Evolutionary trees and the fossil record: new approaches to phylogenetic paleobiology

A new special issue from the Journal of Paleontology, brings together a collection of 17 papers focused on different aspects of echinoderm paleobiology. Author David F. Wright discusses his article ‘Bayesian estimation of fossil phylogenies and the evolution of early to middle Paleozoic crinoids (Echinodermata)’.

Trees have long served as a metaphor for life and its diversity in the iconography of natural history. As models for the Tree of Life, evolutionary trees (called phylogenies) form the cornerstone of evolutionary biology. Why are some groups of organisms more diverse than others? Do certain traits evolve more frequently than others? What traits are associated with increased extinction risk? To address these questions, scientists must first have knowledge of genealogical relationships among species. As a paleontologist, I am broadly interested the development of new approaches to inferring phylogenies of fossil species and how we use them to answer questions about patterns of large-scale macroevolutionary change.

It is often stated that a great advantage of paleontology among the evolutionary sciences is its temporal dimension. In fact, it is for this reason that fossil data are routinely used for calibrating molecular phylogenies of living species to estimate divergence times among lineages. Thus, it is ironic that the use of temporal data for estimating fossil phylogenies has had a contentious history imbued with occasionally acrimonious debate. Key concerns involve the quality of the fossil record and the potential conflation of stratigraphy with homology in stratocladistic studies. As a result, temporal data has since played a reduced role in reconstructing relationships among fossil species.

However, macroevolutionary events are functions of time. The ability to estimate patterns of trait change, diversification, and phylogenetic relationships are not generally independent of one another. Moreover, incomplete and/or time-heterogeneous fossil sampling should be accounted for rather than ignored in paleontological research. To help overcome these issues, phylogenetic paleobiologists have increasingly been interested in statistical approaches to phylogenetics that attempt to more fully account for the idiosyncrasies of fossil data.

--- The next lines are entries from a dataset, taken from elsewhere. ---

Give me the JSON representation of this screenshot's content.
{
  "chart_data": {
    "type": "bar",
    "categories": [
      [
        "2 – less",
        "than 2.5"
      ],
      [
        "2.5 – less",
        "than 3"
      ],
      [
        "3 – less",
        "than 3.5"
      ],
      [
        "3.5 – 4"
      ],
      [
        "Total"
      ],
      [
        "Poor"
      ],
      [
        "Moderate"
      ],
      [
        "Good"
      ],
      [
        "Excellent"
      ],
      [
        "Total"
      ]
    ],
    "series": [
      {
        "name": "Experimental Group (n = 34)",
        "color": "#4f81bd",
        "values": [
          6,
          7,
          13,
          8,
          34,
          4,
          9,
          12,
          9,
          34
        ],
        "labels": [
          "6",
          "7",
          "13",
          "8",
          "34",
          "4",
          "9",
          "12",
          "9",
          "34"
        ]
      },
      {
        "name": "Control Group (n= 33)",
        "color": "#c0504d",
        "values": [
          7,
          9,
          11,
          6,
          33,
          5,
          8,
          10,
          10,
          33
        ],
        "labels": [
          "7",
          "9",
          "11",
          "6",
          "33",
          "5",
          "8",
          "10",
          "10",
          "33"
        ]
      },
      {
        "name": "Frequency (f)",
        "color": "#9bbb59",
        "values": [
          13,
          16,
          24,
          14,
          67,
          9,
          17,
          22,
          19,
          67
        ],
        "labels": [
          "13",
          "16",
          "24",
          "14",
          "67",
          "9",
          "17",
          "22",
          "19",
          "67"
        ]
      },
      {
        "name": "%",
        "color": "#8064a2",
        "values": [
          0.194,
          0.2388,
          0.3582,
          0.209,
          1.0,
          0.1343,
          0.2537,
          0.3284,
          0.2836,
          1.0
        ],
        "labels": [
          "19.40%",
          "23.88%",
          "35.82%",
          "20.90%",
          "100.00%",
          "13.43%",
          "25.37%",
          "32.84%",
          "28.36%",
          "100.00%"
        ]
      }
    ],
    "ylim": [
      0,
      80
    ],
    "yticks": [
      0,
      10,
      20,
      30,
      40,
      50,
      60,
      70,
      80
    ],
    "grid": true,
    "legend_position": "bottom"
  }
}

For example, I applied Bayesian “tip-dating” methods to estimate phylogenetic relationships among early to middle Paleozoic crinoids (Echinodermata) (Wright, 2017). Using a recently developed model called the fossilized birth-death process (FBD), this approach integrates fossil morphology with stratigraphic data to infer time-scaled phylogenetic trees while accounting for incomplete sampling and diversification dynamics. Because the implementation of the FBD process I used allows for fossils to be placed along branches of the tree, I was able to statistically evaluate pre-existing hypotheses of ancestor-descendant relationships—something previously difficult to test statistically in paleontological systematics. In addition, I tested alternative models of morphologic evolution and found evidence for substantial heterogeneity in evolutionary rate across lineages and among traits, providing phylogenetic context to earlier studies of morphological disparity. Finally, I was able to show that previous phylogenies for this group are statistically unlikely, highlighting the need for taxonomic revision.

In paleontology, paradigm shifts do not typically arise from new fossil discoveries; they emerge from new ways we study and think about fossils. One of the reasons I’m most excited about tip-dating is that it allows us to go beyond figuring out relationships to testing macroevolutionary patterns. As paleontologists, if we seriously consider the temporal dimension to be the strength of our evolutionary perspective, these new advancements allow us to more effectively practice what we preach.

Author David F. Wright is currently a Peter Buck Fellow in the Department of Paleobiology, National Museum of Natural History, Smithsonian Institution.